Each of us came with a different story that we ranked as number one. As I look back I’m amused by our passion for our chosen piece of fiction. We couldn’t understand how the other two hadn’t seen the perfection, the style and wit and wisdom in our perfect piece of prose. Of course we discussed our choices at length, certain we could persuade the other two because weren’t we all rational, professional writers?

One writer chose a story because it was a quiet meditation with a gorgeous nearly perfect sentence right in the middle. And it was a lovely arrangement of words expressing a gentle wisdom, but what about the rest of the work? The next judge picked a story that dawdled until the punchline, which I had to admit was effective. But neither judge had picked the story I chose, which to this day I’m convinced was the only true story—with a beginning, a middle, and an end, describing an experience that left the characters changed and the reader nodding in recognition and satisfaction. I’ll admit that the other two judges probably felt as strongly as I did and still do. How did we resolve this dilemma? We didn’t.

The newspaper was on a schedule. The program had to begin, but the editor was ready for us.

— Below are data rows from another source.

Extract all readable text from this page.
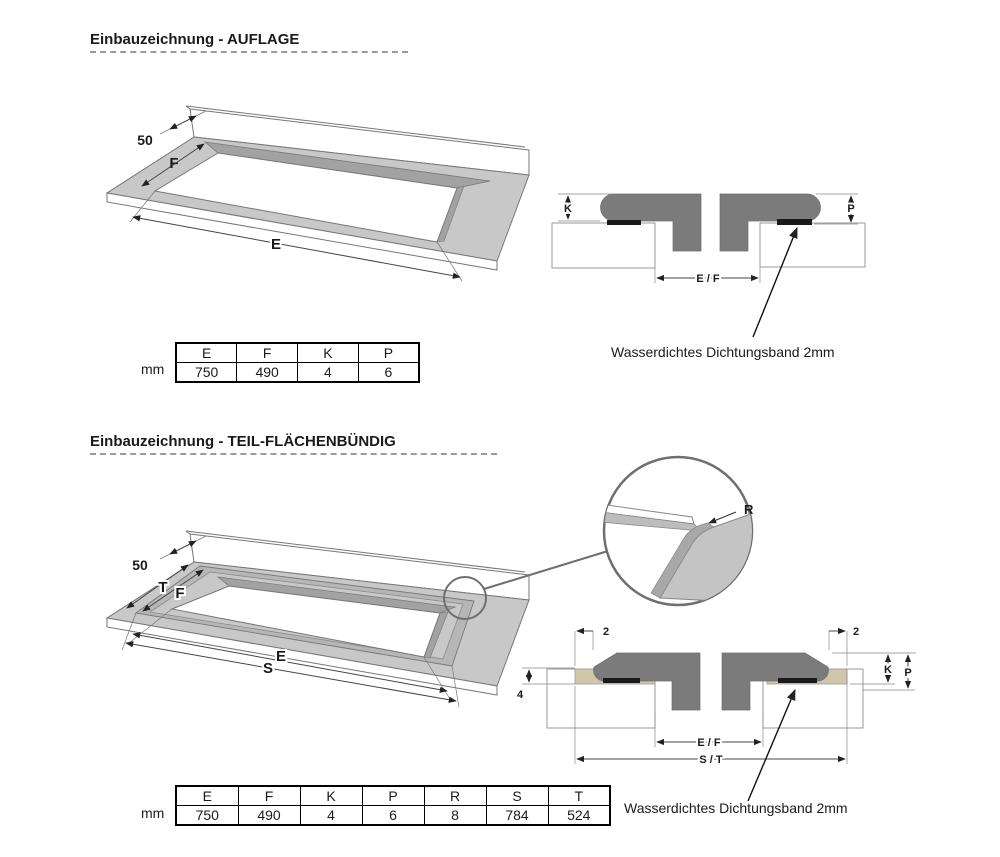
50
F
E
K	P
E / F
50
T F
E
S
R
2	2
4
K P
E / F
S / T
Einbauzeichnung - AUFLAGE
Wasserdichtes Dichtungsband 2mm
mm
E	F	K	P
750	490	4	6
Einbauzeichnung - TEIL-FLÄCHENBÜNDIG
Wasserdichtes Dichtungsband 2mm
mm
E	F	K	P	R	S	T
750	490	4	6	8	784	524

Another writer gave a talk, the editor congratulated all the writers who had submitted stories, and then she announced that three stories had taken first place. Each judge got to present “their” choice, to the delight of three writers (and their families) in the audience.

I learned later that this is what happens every year. Three judges and three stories. We just can’t seem to agree on what makes something work, something worth reading a second time, something to share with friends and talk about in classes. The editor doesn’t try to persuade the guest judges to reach consensus. Wise move. Instead everyone learned the lesson of the world of publishing. Tastes will range, but every writer is encouraged to follow their own path, and every reader will find a work that resonates with them.